Trapitos sucios
La ropa low cost nos sale bastante más cara de lo que cualquier fashion victim podría siquiera llegar a sospechar. Si no directamente a nosotros (que también, aunque nos cueste admitirlo e incluso verlo), sí a todas aquellas personas que malviven a nuestra costa en cualquiera de esos países en los que se fabrica dicho tipo de producto al por mayor. Personas en definitiva que trabajan para los gigantes del sector en unas condiciones laborales que rozan directamente la esclavitud, que hipotecan literalmente su salud por un puñado de dólares, que parecen condenadas de por vida a la miseria, y que saben de mala tinta lo que es crecer al lado de un río cuyas tóxicas aguas bajan teñidas por los colores de la nueva temporada otoño-invierno en Occidente.
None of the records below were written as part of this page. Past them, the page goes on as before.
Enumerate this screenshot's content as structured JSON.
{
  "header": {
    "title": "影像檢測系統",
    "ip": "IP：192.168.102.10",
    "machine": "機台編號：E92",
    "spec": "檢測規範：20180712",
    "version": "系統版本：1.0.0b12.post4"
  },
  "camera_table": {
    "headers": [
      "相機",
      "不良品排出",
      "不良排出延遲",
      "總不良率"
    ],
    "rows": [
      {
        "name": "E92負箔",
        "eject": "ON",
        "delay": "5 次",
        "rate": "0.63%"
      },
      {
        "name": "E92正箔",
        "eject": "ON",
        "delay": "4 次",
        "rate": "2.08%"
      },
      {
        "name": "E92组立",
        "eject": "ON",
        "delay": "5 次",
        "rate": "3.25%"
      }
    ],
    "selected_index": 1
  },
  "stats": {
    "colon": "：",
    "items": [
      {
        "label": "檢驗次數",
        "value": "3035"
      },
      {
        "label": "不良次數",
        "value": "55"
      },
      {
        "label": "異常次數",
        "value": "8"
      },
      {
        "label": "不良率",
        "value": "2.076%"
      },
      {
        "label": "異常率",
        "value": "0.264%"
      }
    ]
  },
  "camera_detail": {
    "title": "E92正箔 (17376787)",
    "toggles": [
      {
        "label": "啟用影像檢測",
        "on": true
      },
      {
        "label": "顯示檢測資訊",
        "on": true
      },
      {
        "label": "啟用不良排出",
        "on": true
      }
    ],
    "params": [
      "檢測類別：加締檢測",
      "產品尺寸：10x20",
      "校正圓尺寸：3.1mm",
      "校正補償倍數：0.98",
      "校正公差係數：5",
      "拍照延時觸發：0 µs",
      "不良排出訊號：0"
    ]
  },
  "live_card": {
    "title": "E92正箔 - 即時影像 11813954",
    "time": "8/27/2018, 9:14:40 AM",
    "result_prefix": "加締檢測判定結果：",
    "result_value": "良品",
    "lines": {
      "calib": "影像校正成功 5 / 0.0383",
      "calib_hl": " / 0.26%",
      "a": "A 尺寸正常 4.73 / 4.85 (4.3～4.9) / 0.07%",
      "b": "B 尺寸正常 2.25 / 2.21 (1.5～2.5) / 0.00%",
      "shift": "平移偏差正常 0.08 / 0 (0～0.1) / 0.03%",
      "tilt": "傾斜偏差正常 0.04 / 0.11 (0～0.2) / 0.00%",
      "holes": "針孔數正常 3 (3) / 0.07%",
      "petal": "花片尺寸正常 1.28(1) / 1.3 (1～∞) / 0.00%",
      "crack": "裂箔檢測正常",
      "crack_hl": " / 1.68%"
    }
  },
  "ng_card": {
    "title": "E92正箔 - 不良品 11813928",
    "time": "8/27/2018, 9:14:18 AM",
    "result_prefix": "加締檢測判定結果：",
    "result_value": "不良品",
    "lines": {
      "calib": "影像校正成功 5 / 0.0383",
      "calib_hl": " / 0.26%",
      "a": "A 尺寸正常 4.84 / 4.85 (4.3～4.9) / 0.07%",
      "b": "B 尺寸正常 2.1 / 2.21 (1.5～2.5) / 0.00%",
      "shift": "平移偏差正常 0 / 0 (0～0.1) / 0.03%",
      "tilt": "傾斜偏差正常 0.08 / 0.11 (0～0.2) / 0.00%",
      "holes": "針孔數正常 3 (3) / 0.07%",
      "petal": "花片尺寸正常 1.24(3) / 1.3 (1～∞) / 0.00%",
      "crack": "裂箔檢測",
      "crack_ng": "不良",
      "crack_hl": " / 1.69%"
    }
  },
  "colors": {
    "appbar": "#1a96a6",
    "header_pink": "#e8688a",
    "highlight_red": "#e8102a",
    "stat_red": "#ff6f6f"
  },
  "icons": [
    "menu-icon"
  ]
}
De todo ello trató el último Salvados de Jordi Évole, un impactante trabajo de investigación y denuncia sobre la explotación textil y la fast fashion que como relato periodístico tuvo poco de cuento y mucho de moraleja, y que, como si de la retuneada versión protesta del célebre El traje nuevo del emperador se tratara, terminó dejándonos a todos y todas con nuestras consumistas vergüenzas al aire. Imposible ver algo así de sonrojante y no correr hasta el armario ropero a comprobar, etiqueta por etiqueta, cuál es el verdadero origen de toda esa ropa que compramos, acumulamos y a veces ni tan siquiera nos ponemos.
Porque si algo quiso dejar claro Jordi Évole el pasado domingo en su programa, es que más allá de las consabidas malas prácticas empresariales de determinadas marcas de sobra conocidas, y que más allá incluso del interesado silencio de no pocos gobiernos especialmente proclives a eso de la deslocalización industrial, todos y todas somos cómplices en mayor o menor medida de tan insostenible tipo de excesos. Lógicamente, las furibundas críticas al programa no tardaron en llegar, acusando directamente a Évole de ofrecer una información de lo más sesgada, de no contrastar sus “bolivarianas” opiniones, de intentar “catequizarnos” con sus prejuicios ideológicos, de practicar un postureo solidario de cara a la galería, y hasta de vestir esas mismas marcas que tanto dice criticar. Sutiles que son algunos cuando se trata de tirar a dar.
Sin embargo, lo que más le molestó a Jordi (y así lo reflejó en una comentadísima columna publicada casi a renglón seguido) fueron los muchos mensajes que le enviaron sus colegas de profesión elogiando su “valentía” al “atreverse” a emitir un programa en prime time que no dejaba en demasiado buen lugar a algunos de los más importantes anunciantes de su cadena. Lejos de esconder bajo la alfombra sus propias contradicciones o de intentar pasar por alto su más que asumida incoherencia, Évole entonó un apesadumbrado mea culpa al admitir que en el fondo todos somos fashion
victims, y que hay peces que a fuerza de morderse la cola con voraz determinación son por desgracia prácticamente imposibles de pescar de puro escurridizos. No será por capacidad autocrítica. Ni por honradez profesional. Ni porque, a pesar de los pesares, no haya muchos más trapitos sucios que destapar.